To Be and To Seem: Political Position and its Public Representation (In Short)
In fact, the materiality of visual art is one of its most valuable characteristics. This property stands against the contemporary condition of simulation (spectacularity) of capitalist society. As paradoxical as it may seem, when an artwork becomes an object of purchase and sale, it begins to fight against capital, becoming a catalyst for its overcoming. In other words, the fundaments of any political position consist in the corporeal structure of the artwork and not only of its reproducible image.
Since antiquity, it has been clear that excessive confidence in one's own feelings, spontaneous perceptions, and cognitive processes lead to serious, fatal mistakes. The organs of our vision tell us that the earth is flat when in fact this is not true. Distrust toward one's own perception is the basis for any scientific (methodological) point of view.

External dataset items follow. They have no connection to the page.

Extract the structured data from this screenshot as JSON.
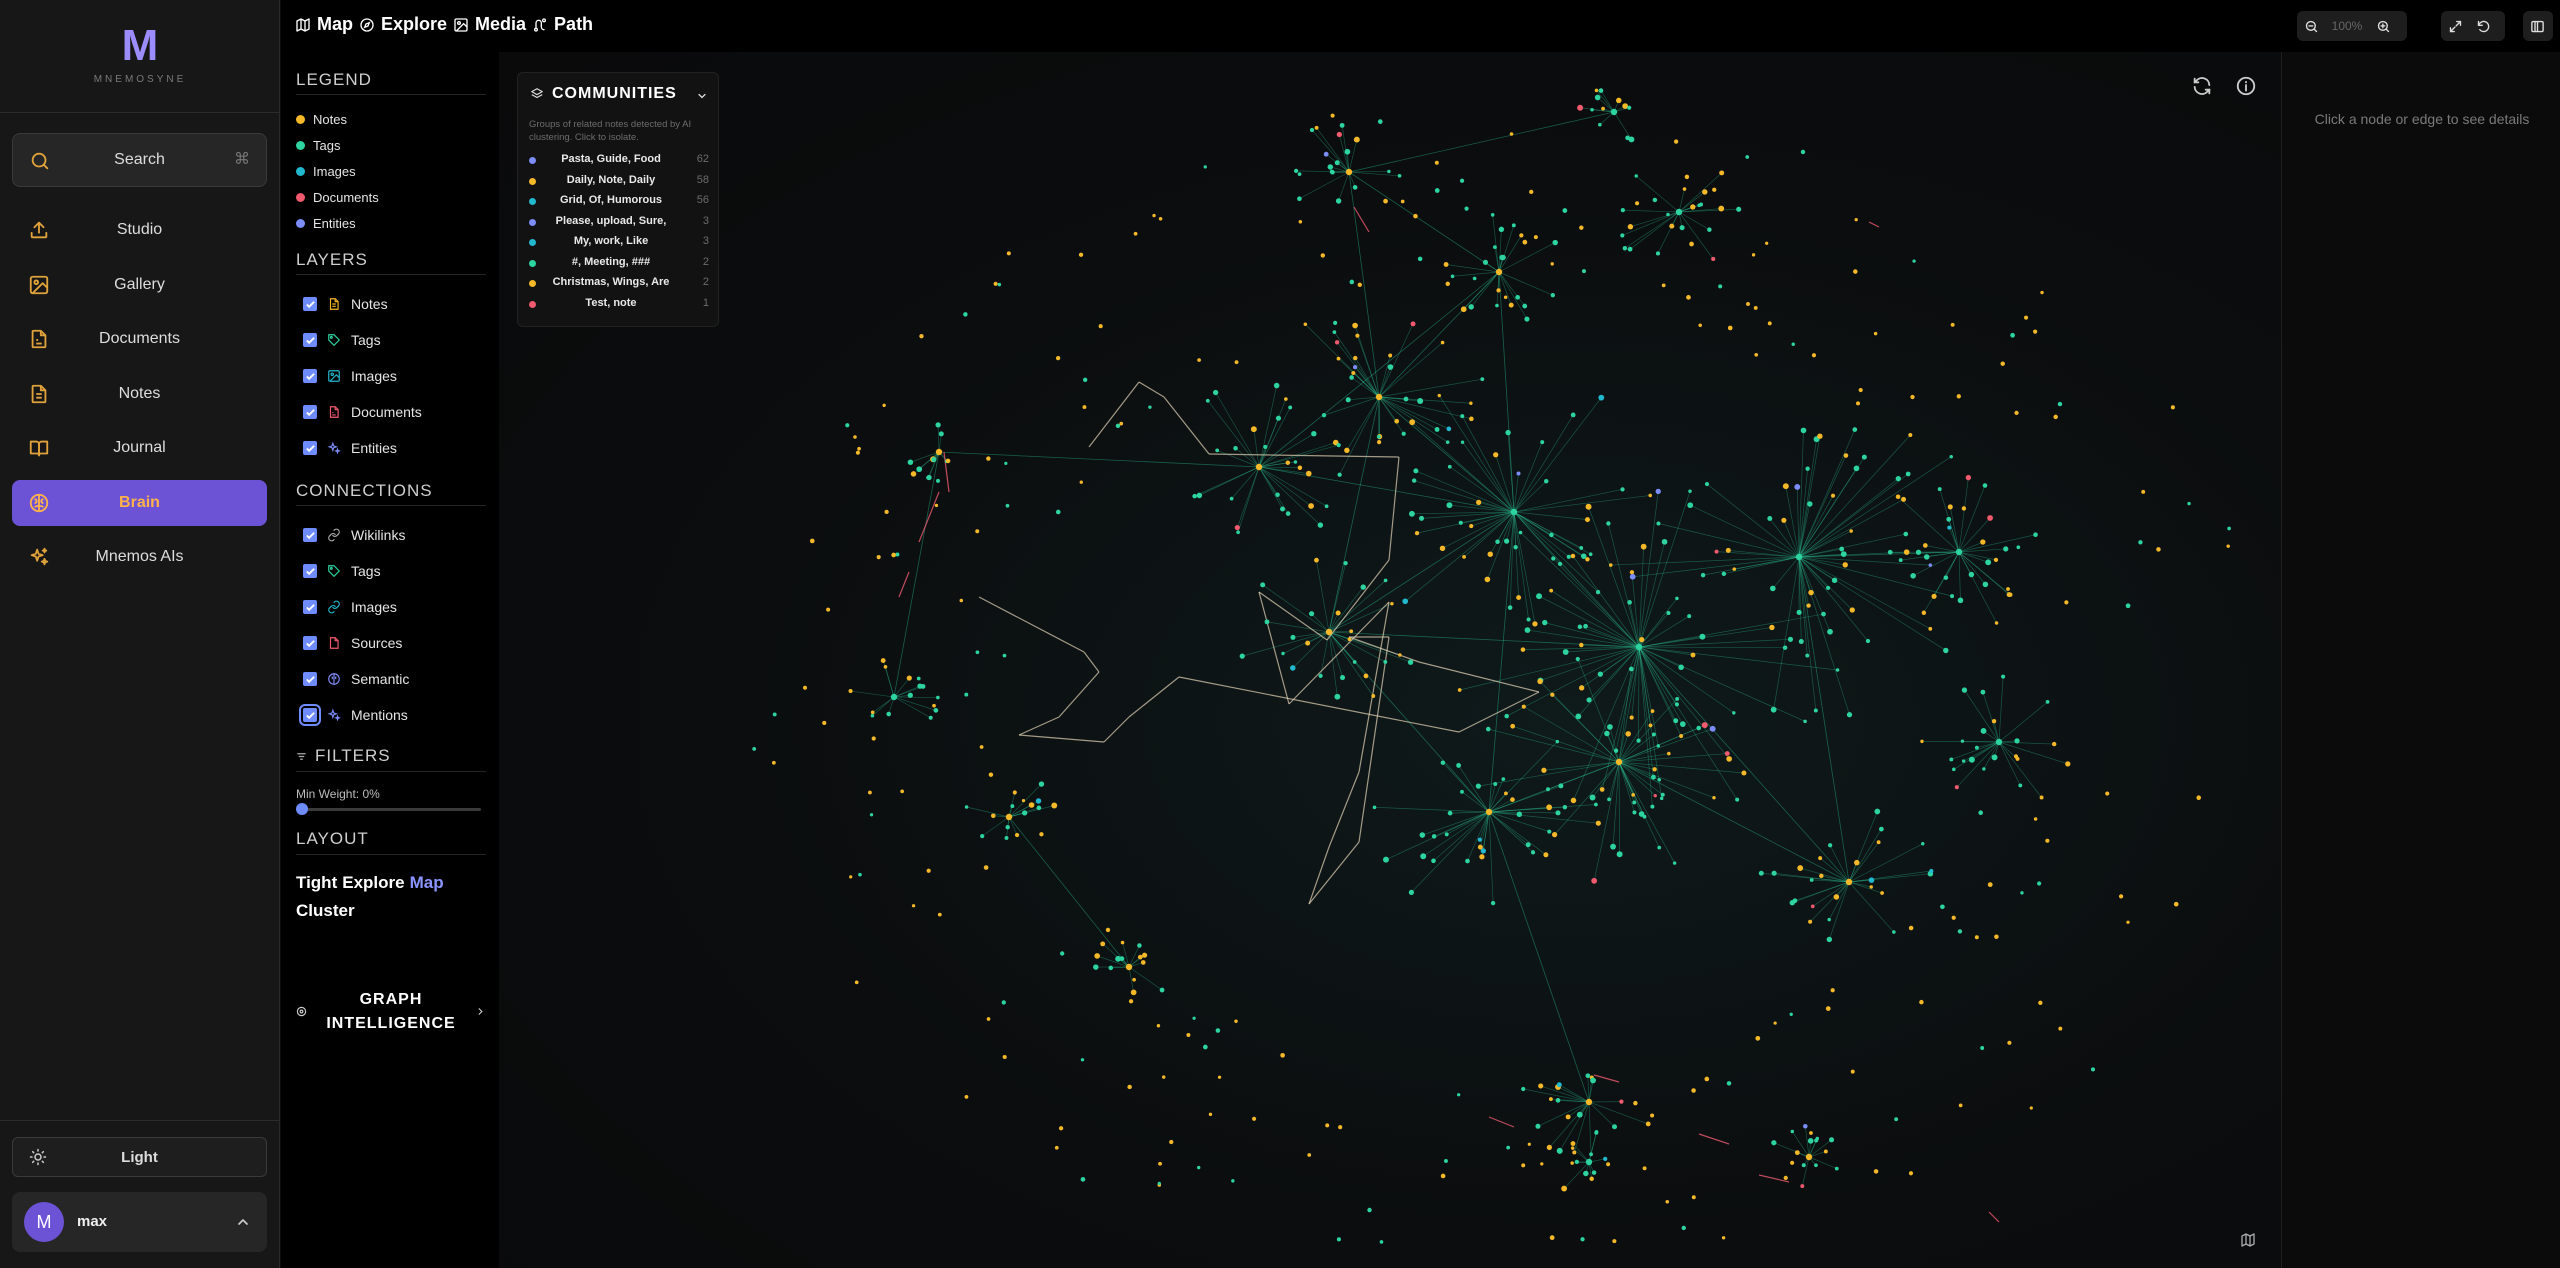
{
  "app": {
    "logo_letter": "M",
    "name": "MNEMOSYNE"
  },
  "search": {
    "label": "Search",
    "shortcut": "⌘"
  },
  "nav": [
    {
      "label": "Studio",
      "icon": "upload-icon"
    },
    {
      "label": "Gallery",
      "icon": "image-icon"
    },
    {
      "label": "Documents",
      "icon": "document-icon"
    },
    {
      "label": "Notes",
      "icon": "note-icon"
    },
    {
      "label": "Journal",
      "icon": "book-icon"
    },
    {
      "label": "Brain",
      "icon": "brain-icon",
      "active": true
    },
    {
      "label": "Mnemos AIs",
      "icon": "sparkles-icon"
    }
  ],
  "theme_toggle": {
    "label": "Light"
  },
  "user": {
    "initial": "M",
    "name": "max"
  },
  "topbar": {
    "tabs": [
      "Map",
      "Explore",
      "Media",
      "Path"
    ],
    "zoom": "100%"
  },
  "legend": {
    "title": "LEGEND",
    "items": [
      {
        "label": "Notes",
        "color": "#f4b829"
      },
      {
        "label": "Tags",
        "color": "#2dd4a0"
      },
      {
        "label": "Images",
        "color": "#22b8cf"
      },
      {
        "label": "Documents",
        "color": "#ef5a6f"
      },
      {
        "label": "Entities",
        "color": "#7c8cf8"
      }
    ]
  },
  "layers": {
    "title": "LAYERS",
    "items": [
      "Notes",
      "Tags",
      "Images",
      "Documents",
      "Entities"
    ]
  },
  "connections": {
    "title": "CONNECTIONS",
    "items": [
      "Wikilinks",
      "Tags",
      "Images",
      "Sources",
      "Semantic",
      "Mentions"
    ]
  },
  "filters": {
    "title": "FILTERS",
    "min_weight_label": "Min Weight: 0%",
    "min_weight": 0
  },
  "layout": {
    "title": "LAYOUT",
    "options": [
      "Tight",
      "Explore",
      "Map",
      "Cluster"
    ],
    "selected": "Map"
  },
  "graph_intelligence": {
    "line1": "GRAPH",
    "line2": "INTELLIGENCE"
  },
  "communities": {
    "title": "COMMUNITIES",
    "description": "Groups of related notes detected by AI clustering. Click to isolate.",
    "items": [
      {
        "name": "Pasta, Guide, Food",
        "count": "62",
        "color": "#7c8cf8"
      },
      {
        "name": "Daily, Note, Daily",
        "count": "58",
        "color": "#f4b829"
      },
      {
        "name": "Grid, Of, Humorous",
        "count": "56",
        "color": "#22b8cf"
      },
      {
        "name": "Please, upload, Sure,",
        "count": "3",
        "color": "#7c8cf8"
      },
      {
        "name": "My, work, Like",
        "count": "3",
        "color": "#22b8cf"
      },
      {
        "name": "#, Meeting, ###",
        "count": "2",
        "color": "#2dd4a0"
      },
      {
        "name": "Christmas, Wings, Are",
        "count": "2",
        "color": "#f4b829"
      },
      {
        "name": "Test, note",
        "count": "1",
        "color": "#ef5a6f"
      }
    ]
  },
  "details": {
    "hint": "Click a node or edge to see details"
  }
}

This brings us back to the problem that started this text: for the left-wing activist, as for the artist, ordinary public manifestations are simply not enough. It becomes necessary to realize oneself in a configurative, corporal manner as a left-wing figure. Furthermore, in some cases, public manifestations only confuse matters and make it difficult to reveal the authentic political meaning of this or that action. (For an example, in the pop industry, the image of the anarchist-trickster is placed on the production line). The field of public manifestations has long since been an instrument for the manipulation of the masses. There is only one way of defending oneself against this manipulation, namely method, or better yet, Marxist method. Today we cannot allow ourselves the luxury of relying upon political representation alone. Only a meticulous corporeal configurative analysis is capable of bringing us to the true state of affairs. Corporeal analysis: do not trust public manifestations and do not trust anything from the public sphere in general – simulacra have captured this sphere to the full. Marxism was and still is the basis for this analysis.